The Critical Appraisal Skills Programme tool (see online supplementary appendix 2) indicated that observational studies reported well. Completeness of follow-up varied, with attrition reaching up to 31% in two studies.²⁵ ³⁶ Three studies had lower losses to follow-up (under 25%³² ²⁹ ³⁵), and reported that baseline characteristics did not differ between responders/completers and those lost to follow-up. In one study¹ for which the rate of non-attendance for a repeat screen was relatively low (13%), the authors reported that non-attendees tended to be older with a longer duration of diabetes in comparison with attendees. Completeness of follow-up data was not reported for four studies.²⁶ ³⁰ ³³ ³⁴

Incidence and/or progression of DR in relation to screening intervals was reported in six observational studies (see online supplementary appendix 3).²⁵ ²⁶ ²⁸ ^34–37 ⁴⁰ All six studies suggested that the annual screening interval for patients with T1DM/T2DM at low risk (ie, no visible DR at baseline, adequate diabetes control) could be safely extended to 2 years or beyond. In three studies the incidence and progression of DR, either actual or predicted, were similar between annual and 2-yearly screening.²⁵ ²⁸ ³⁴ Younis et al,³⁵ ³⁶ found that about 95% of patients with T1DM-T2DM with no DR at initial screening remained free of sight threatening diabetic retinopathy (STDR) for the mean screening interval of 5.4 years. In a large single arm study in more than 20 000 patients, no significant association between a longer screening interval (18–24 months vs 12–18 months) and prevalence of referable DR (OR=0.93, 95% CI 0.82 to 1.05) or STDR/maculopathy (OR=1.05, 95% CI 0.72 to 1.52) was found.²⁵ In the largest study, of 155 000 patients,⁴⁰ predicted risk of progression in patients with T2DM with no DR at two consecutive screens for the 2-year screening interval was 0.15% or less compared with 0.03% or less for the annual interval. Studies which investigated 2-year screening intervals for patient subgroups at increased risk of progression (eg, visible DR of any grade, poorly controlled diabetes, duration of DM >10 years), suggested that these subgroups may need to be screened more frequently.

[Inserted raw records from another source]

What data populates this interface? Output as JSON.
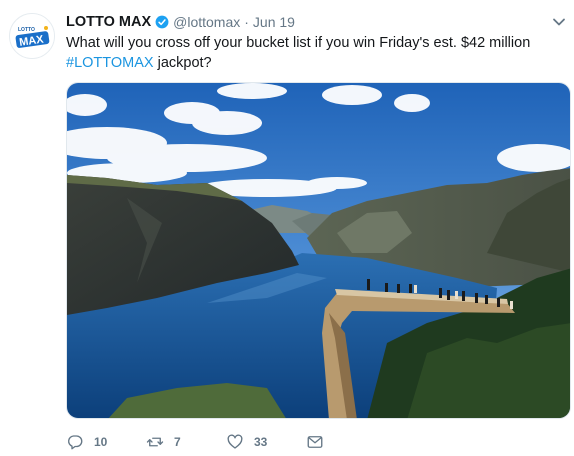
{
  "tweet": {
    "display_name": "LOTTO MAX",
    "handle": "@lottomax",
    "separator": "·",
    "date": "Jun 19",
    "text_line1": "What will you cross off your bucket list if you win Friday's est. $42 million",
    "hashtag": "#LOTTOMAX",
    "text_line2_rest": " jackpot?",
    "avatar_logo_text": "MAX",
    "avatar_small_text": "LOTTO"
  },
  "actions": {
    "reply_count": "10",
    "retweet_count": "7",
    "like_count": "33"
  },
  "icons": {
    "verified": "verified-badge-icon",
    "caret": "chevron-down-icon",
    "reply": "reply-icon",
    "retweet": "retweet-icon",
    "like": "heart-icon",
    "dm": "envelope-icon"
  },
  "colors": {
    "link": "#1b95e0",
    "verified": "#1da1f2",
    "muted": "#657786"
  }
}
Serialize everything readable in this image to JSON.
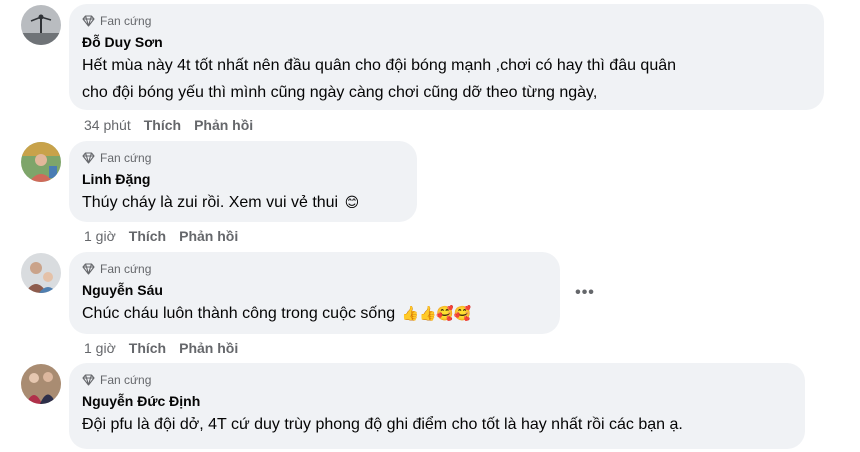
{
  "comments": [
    {
      "badge": "Fan cứng",
      "author": "Đỗ Duy Sơn",
      "lines": [
        "Hết mùa này 4t tốt nhất nên đầu quân cho đội bóng mạnh ,chơi có hay thì đâu quân",
        "cho đội bóng yếu thì mình cũng ngày càng chơi cũng dỡ theo từng ngày,"
      ],
      "time": "34 phút",
      "like": "Thích",
      "reply": "Phản hồi"
    },
    {
      "badge": "Fan cứng",
      "author": "Linh Đặng",
      "lines": [
        "Thúy cháy là zui rồi. Xem vui vẻ thui"
      ],
      "emojis": "😊",
      "time": "1 giờ",
      "like": "Thích",
      "reply": "Phản hồi"
    },
    {
      "badge": "Fan cứng",
      "author": "Nguyễn Sáu",
      "lines": [
        "Chúc cháu luôn thành công trong cuộc sống"
      ],
      "emojis": "👍👍🥰🥰",
      "time": "1 giờ",
      "like": "Thích",
      "reply": "Phản hồi",
      "more": "•••"
    },
    {
      "badge": "Fan cứng",
      "author": "Nguyễn Đức Định",
      "lines": [
        "Đội pfu là đội dở, 4T cứ duy trùy phong độ ghi điểm cho tốt là hay nhất rồi các bạn ạ."
      ]
    }
  ],
  "colors": {
    "bubble": "#f0f2f5",
    "secondary_text": "#65676b",
    "primary_text": "#050505"
  },
  "icons": {
    "badge": "diamond-icon",
    "more": "more-options-icon"
  }
}
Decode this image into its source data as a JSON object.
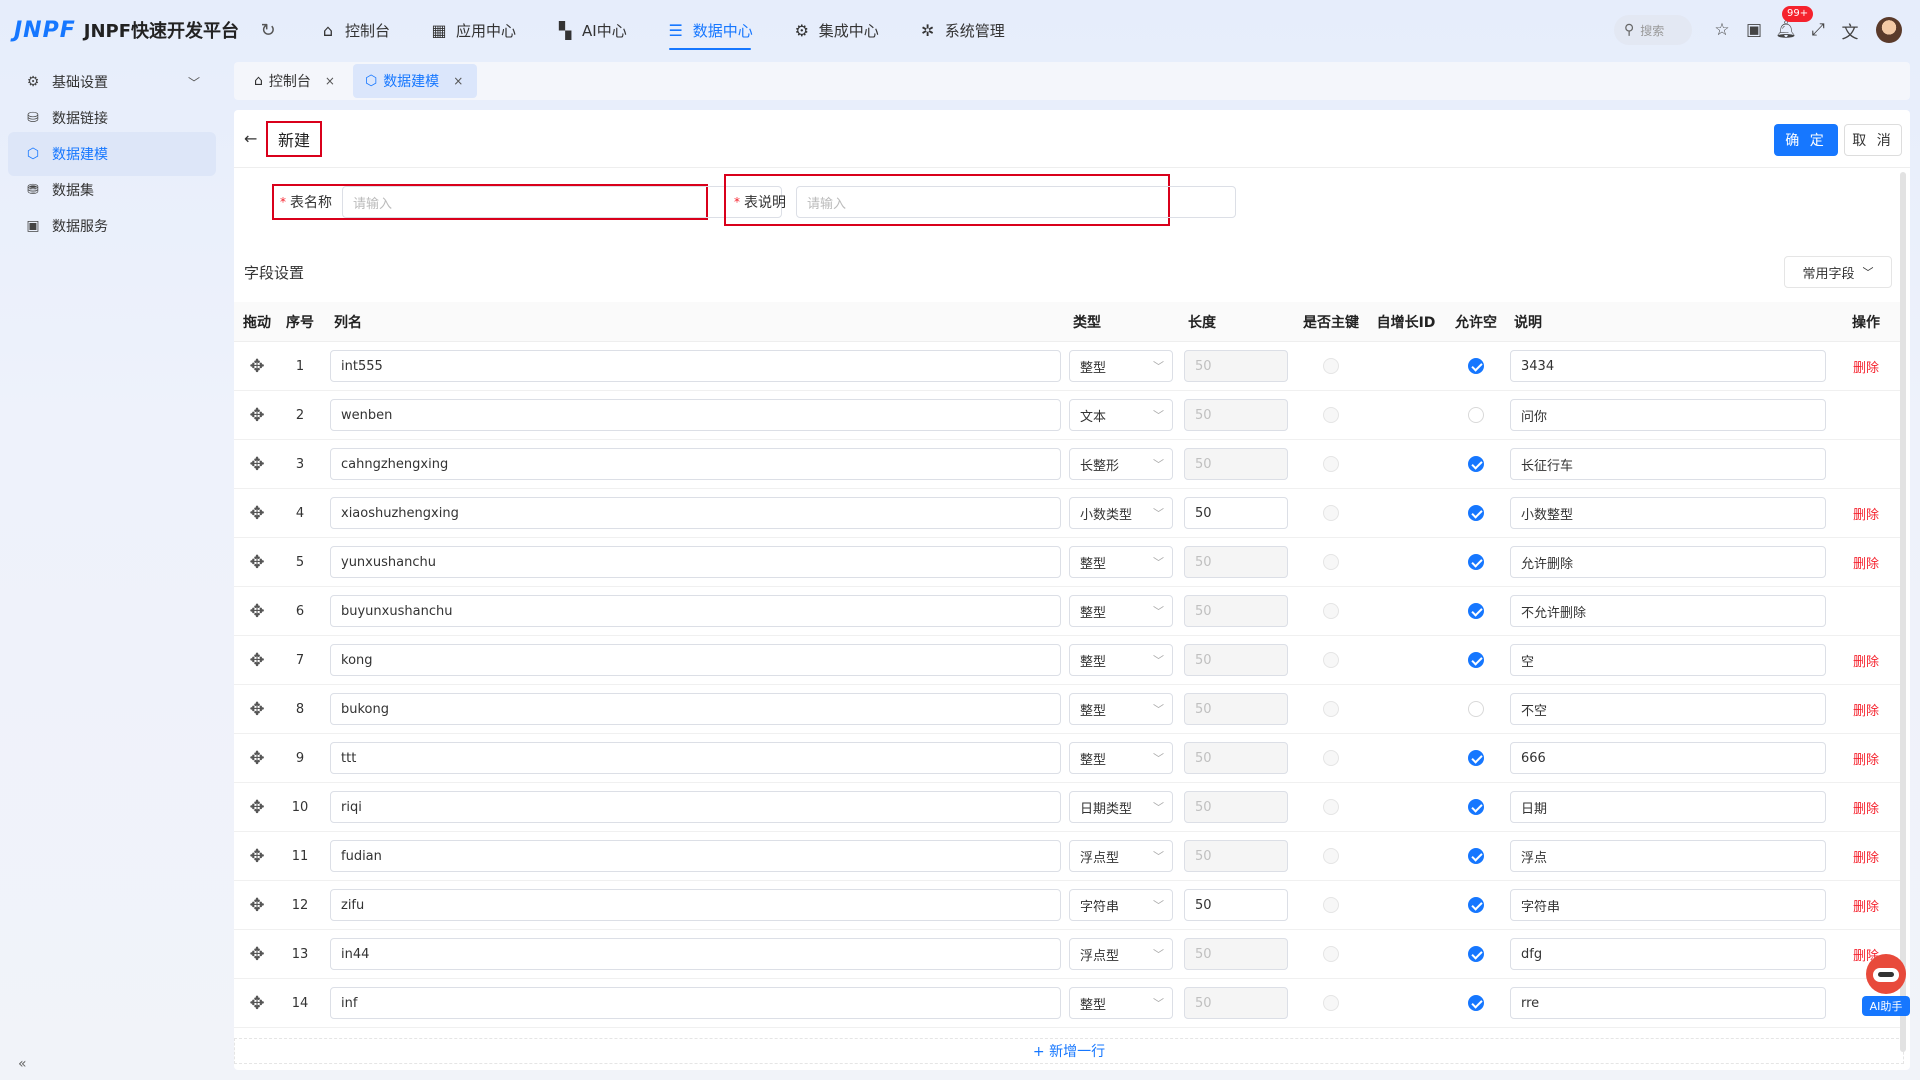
{
  "app": {
    "logo_mark": "JNPF",
    "name": "JNPF快速开发平台"
  },
  "topnav": [
    {
      "label": "控制台",
      "icon": "home-icon"
    },
    {
      "label": "应用中心",
      "icon": "grid-icon"
    },
    {
      "label": "AI中心",
      "icon": "ai-grid-icon"
    },
    {
      "label": "数据中心",
      "icon": "database-icon",
      "active": true
    },
    {
      "label": "集成中心",
      "icon": "integration-icon"
    },
    {
      "label": "系统管理",
      "icon": "gear-icon"
    }
  ],
  "topright": {
    "search_placeholder": "搜索",
    "notification_badge": "99+"
  },
  "sidebar": {
    "items": [
      {
        "label": "基础设置",
        "icon": "settings-icon",
        "expandable": true
      },
      {
        "label": "数据链接",
        "icon": "db-link-icon"
      },
      {
        "label": "数据建模",
        "icon": "model-icon",
        "active": true
      },
      {
        "label": "数据集",
        "icon": "dataset-icon"
      },
      {
        "label": "数据服务",
        "icon": "service-icon"
      }
    ]
  },
  "tabs": [
    {
      "label": "控制台",
      "icon": "home-icon"
    },
    {
      "label": "数据建模",
      "icon": "model-icon",
      "active": true
    }
  ],
  "page": {
    "title": "新建",
    "confirm_label": "确 定",
    "cancel_label": "取 消"
  },
  "form": {
    "table_name_label": "表名称",
    "table_name_placeholder": "请输入",
    "table_desc_label": "表说明",
    "table_desc_placeholder": "请输入"
  },
  "fields_section": {
    "title": "字段设置",
    "common_fields_label": "常用字段",
    "add_row_label": "+ 新增一行"
  },
  "table": {
    "headers": [
      "拖动",
      "序号",
      "列名",
      "类型",
      "长度",
      "是否主键",
      "自增长ID",
      "允许空",
      "说明",
      "操作"
    ],
    "delete_label": "删除",
    "rows": [
      {
        "idx": "1",
        "name": "int555",
        "type": "整型",
        "length": "50",
        "length_enabled": false,
        "nullable": true,
        "desc": "3434",
        "deletable": true
      },
      {
        "idx": "2",
        "name": "wenben",
        "type": "文本",
        "length": "50",
        "length_enabled": false,
        "nullable": false,
        "desc": "问你",
        "deletable": false
      },
      {
        "idx": "3",
        "name": "cahngzhengxing",
        "type": "长整形",
        "length": "50",
        "length_enabled": false,
        "nullable": true,
        "desc": "长征行车",
        "deletable": false
      },
      {
        "idx": "4",
        "name": "xiaoshuzhengxing",
        "type": "小数类型",
        "length": "50",
        "length_enabled": true,
        "nullable": true,
        "desc": "小数整型",
        "deletable": true
      },
      {
        "idx": "5",
        "name": "yunxushanchu",
        "type": "整型",
        "length": "50",
        "length_enabled": false,
        "nullable": true,
        "desc": "允许删除",
        "deletable": true
      },
      {
        "idx": "6",
        "name": "buyunxushanchu",
        "type": "整型",
        "length": "50",
        "length_enabled": false,
        "nullable": true,
        "desc": "不允许删除",
        "deletable": false
      },
      {
        "idx": "7",
        "name": "kong",
        "type": "整型",
        "length": "50",
        "length_enabled": false,
        "nullable": true,
        "desc": "空",
        "deletable": true
      },
      {
        "idx": "8",
        "name": "bukong",
        "type": "整型",
        "length": "50",
        "length_enabled": false,
        "nullable": false,
        "desc": "不空",
        "deletable": true
      },
      {
        "idx": "9",
        "name": "ttt",
        "type": "整型",
        "length": "50",
        "length_enabled": false,
        "nullable": true,
        "desc": "666",
        "deletable": true
      },
      {
        "idx": "10",
        "name": "riqi",
        "type": "日期类型",
        "length": "50",
        "length_enabled": false,
        "nullable": true,
        "desc": "日期",
        "deletable": true
      },
      {
        "idx": "11",
        "name": "fudian",
        "type": "浮点型",
        "length": "50",
        "length_enabled": false,
        "nullable": true,
        "desc": "浮点",
        "deletable": true
      },
      {
        "idx": "12",
        "name": "zifu",
        "type": "字符串",
        "length": "50",
        "length_enabled": true,
        "nullable": true,
        "desc": "字符串",
        "deletable": true
      },
      {
        "idx": "13",
        "name": "in44",
        "type": "浮点型",
        "length": "50",
        "length_enabled": false,
        "nullable": true,
        "desc": "dfg",
        "deletable": true
      },
      {
        "idx": "14",
        "name": "inf",
        "type": "整型",
        "length": "50",
        "length_enabled": false,
        "nullable": true,
        "desc": "rre",
        "deletable": false
      }
    ]
  },
  "ai_helper": {
    "label": "AI助手"
  },
  "colors": {
    "accent": "#1677ff",
    "danger": "#f5222d",
    "highlight_box": "#d9001b"
  }
}
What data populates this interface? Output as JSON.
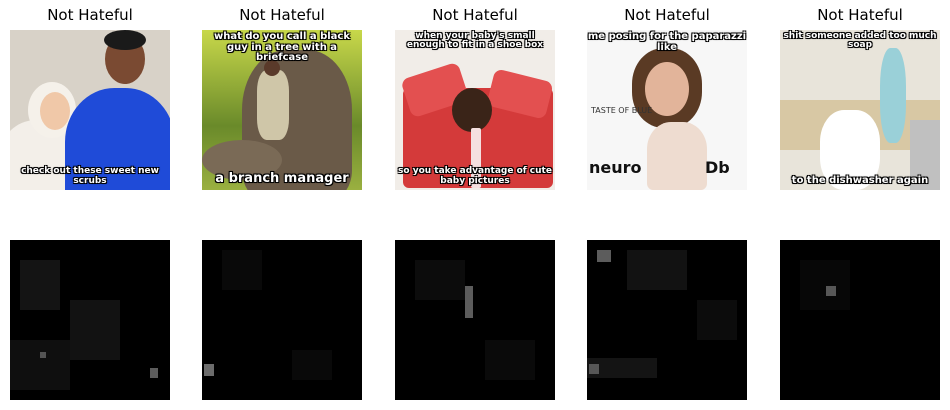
{
  "panels": [
    {
      "title": "Not Hateful",
      "top_caption": "",
      "bottom_caption": "check out these sweet new scrubs"
    },
    {
      "title": "Not Hateful",
      "top_caption": "what do you call a black guy in a tree with a briefcase",
      "bottom_caption": "a branch manager"
    },
    {
      "title": "Not Hateful",
      "top_caption": "when your baby's small enough to fit in a shoe box",
      "bottom_caption": "so you take advantage of cute baby pictures"
    },
    {
      "title": "Not Hateful",
      "top_caption": "me posing for the paparazzi like",
      "bottom_caption": "",
      "logos": [
        "neuro",
        "Db",
        "TASTE OF BLUE"
      ]
    },
    {
      "title": "Not Hateful",
      "top_caption": "shit someone added too much soap",
      "bottom_caption": "to the dishwasher again"
    }
  ],
  "colors": {
    "background": "#ffffff",
    "saliency_background": "#000000"
  }
}
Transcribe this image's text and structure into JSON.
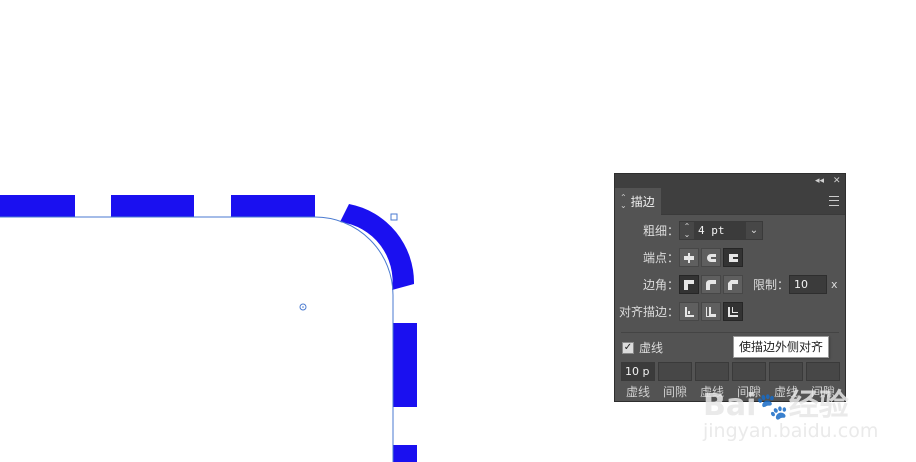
{
  "canvas": {
    "stroke_color": "#1a10f0",
    "path_color": "#4a7ad0"
  },
  "panel": {
    "tab_label": "描边",
    "weight": {
      "label": "粗细：",
      "value": "4 pt"
    },
    "cap": {
      "label": "端点："
    },
    "corner": {
      "label": "边角：",
      "limit_label": "限制：",
      "limit_value": "10",
      "limit_suffix": "x"
    },
    "align": {
      "label": "对齐描边："
    },
    "dashed": {
      "label": "虚线",
      "checked": true,
      "first_value": "10 p",
      "labels": [
        "虚线",
        "间隙",
        "虚线",
        "间隙",
        "虚线",
        "间隙"
      ]
    }
  },
  "tooltip": {
    "text": "使描边外侧对齐"
  },
  "watermark": {
    "brand": "Bai",
    "brand2": "经验",
    "url": "jingyan.baidu.com"
  },
  "icons": {
    "cap": [
      "butt-cap-icon",
      "round-cap-icon",
      "projecting-cap-icon"
    ],
    "corner": [
      "miter-join-icon",
      "round-join-icon",
      "bevel-join-icon"
    ],
    "align": [
      "align-center-icon",
      "align-inside-icon",
      "align-outside-icon"
    ]
  }
}
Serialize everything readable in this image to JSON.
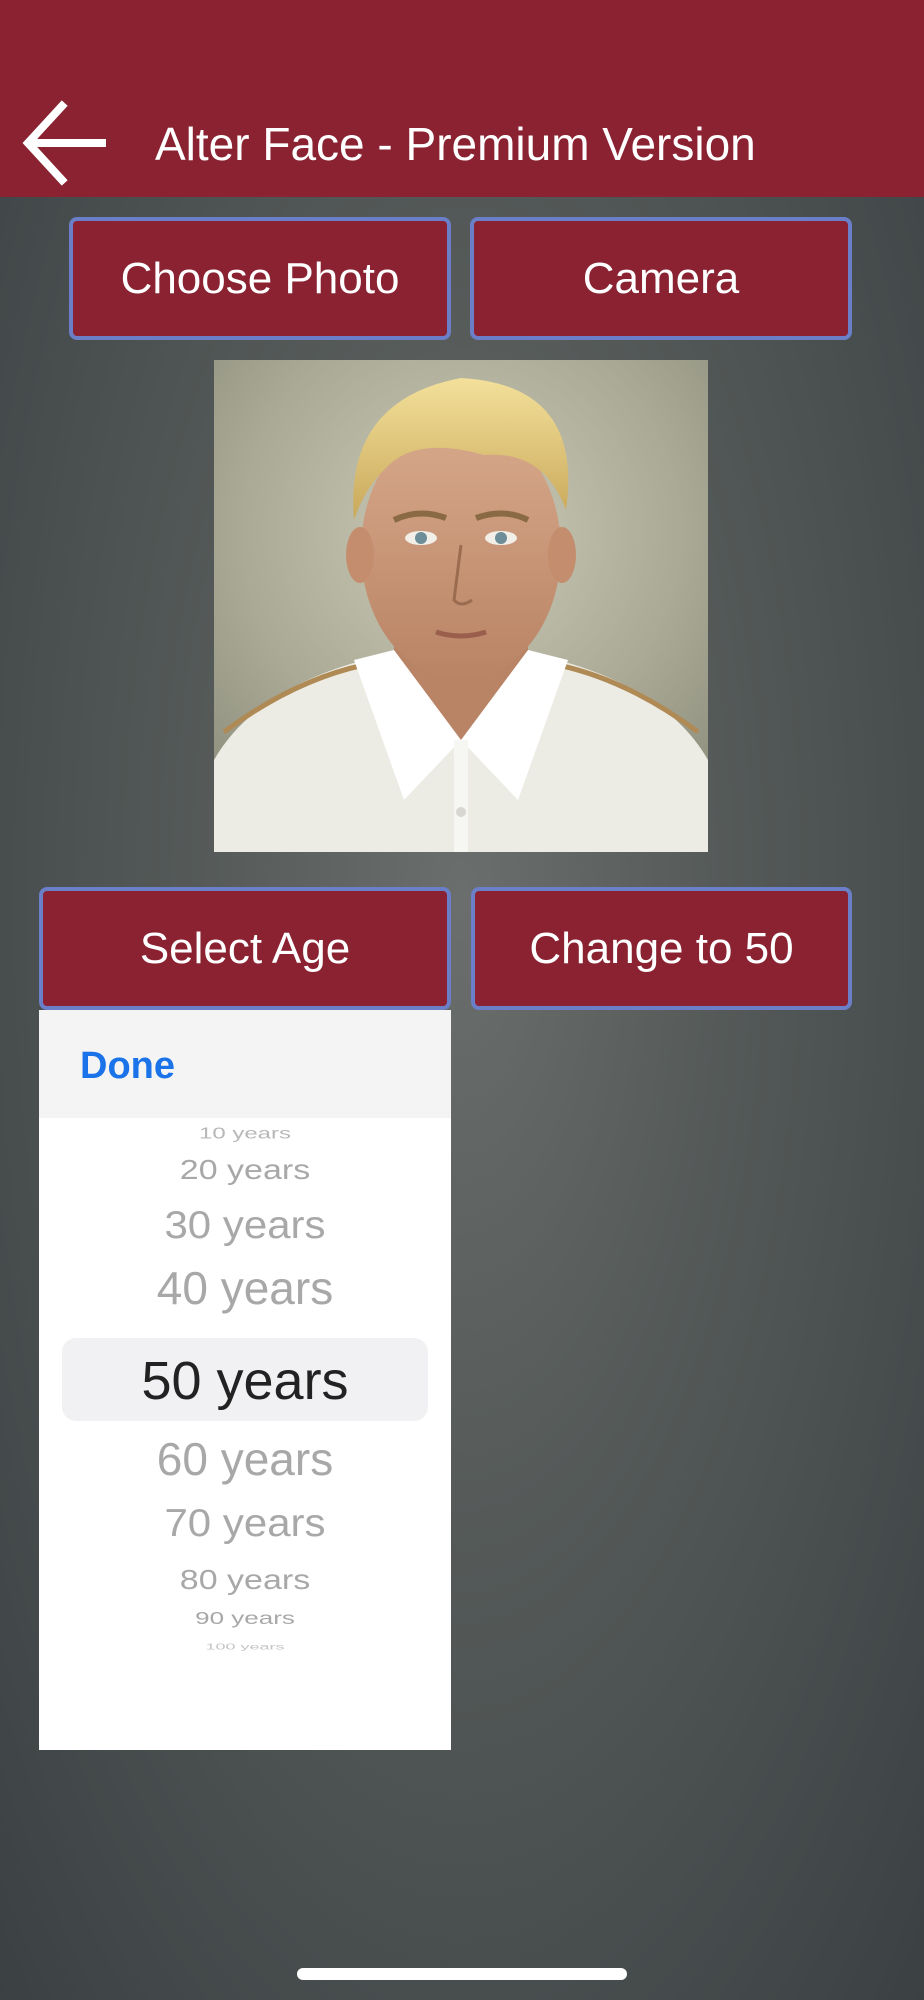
{
  "header": {
    "title": "Alter Face - Premium Version",
    "back_icon": "arrow-left-icon",
    "background_color": "#8a2232"
  },
  "buttons": {
    "choose_photo": "Choose Photo",
    "camera": "Camera",
    "select_age": "Select Age",
    "change_to": "Change to 50"
  },
  "picker": {
    "done_label": "Done",
    "selected": "50 years",
    "options": [
      "10 years",
      "20 years",
      "30 years",
      "40 years",
      "50 years",
      "60 years",
      "70 years",
      "80 years",
      "90 years",
      "100 years"
    ]
  },
  "colors": {
    "accent": "#8a2232",
    "button_border": "#6a7fc7",
    "done_blue": "#1a73e8"
  }
}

Incidence and/or progression of DR in relation to prognostic factors were reported in 13 studies (see online supplementary appendix 3).¹ ^25–²⁷ ^29–³⁶ ^38–⁴⁰ Most studies showed that patients with baseline DR (vs no DR) were at higher risk of progressing to referable DR or STDR.²⁶ ³³ ^35–37 ³⁹ ⁴⁰ In one study of patients with T2DM,²⁶ the presence of baseline background DR (vs no background DR) was associated with an increased risk of pre-DR or proliferative DR (HR=5.00, 95% CI 4.40 to 5.60). Mehlsen et al,²⁷ also found the number of retinal haemorrhages to be a significant risk factor for progression to STDR in patients with T1DM (OR=2.68, 95% CI 1.83 to 3.91) and T2DM (OR=2.37, 95% CI 1.84 to 3.06). Grade of baseline DR was also a significant predictor of progression to referable DR or STDR.³³ ^35–37 Clinical risk factors for progression to STDR were found to be longer with duration of diabetes,¹ ²⁶ ²⁷ ³⁴ ³⁵ ³⁷ ³⁸ ⁴⁰ insulin use,¹ ²⁶ ³⁶ ³⁸ higher level of HbA1c,²⁷ ³⁰ ³⁴ ³⁷ ³⁸ raised systolic blood pressure³⁷ ³⁸ and hypertension treatment.²⁶

Six studies²⁷ ²⁸ ^37–40 describe risk stratification models to determine the most effective screening interval based on identified risk factors. These were developed using either Cox proportional hazards models, non-parametric survival models or logistic regression with data from different screening programmes.²⁷ ²⁸ ^37–40 None of the models were externally validated on a UK data set, although one model³⁷ was externally validated on a Danish database. All other models were internally validated tending to overestimate performance in comparison with external validation, due to statistical overfitting and potential lack of generalisability.⁴⁸ The Danish screening programme model²⁷ ²⁸ indicated that screening could be prolonged 2.9 times for patients with T1DM and 1.2 times for patients with T2DM without increasing STDR. The Aspelund risk prediction algorithm³⁷ when externally validated on the same Danish data set could reduce the number of visits by 59% without increasing overall risk using the predictors of disease type (1 or 2), HbA1c, systolic blood pressure, gender and presence of non-proliferative DR. The current Danish screening system has screening intervals dependent on risk factors, so generalisability to the UK is problematic. Risk stratification based on two consecutive negative screens had the potential to reduce the number of screening visits in the Scottish screening service by up to 40%.⁴⁰ However, probability of referable retinopathy would be higher with a 2 year interval, increasing from 0.7% to 1.2% in the English model (where screening includes mydriasis and two fields per eye)³⁹ and from 0.05% to 0.25% in men with 10 years duration of diabetes in the Scottish model (where screening includes one field per eye).⁴⁰ These rates were higher when any referable disease was included.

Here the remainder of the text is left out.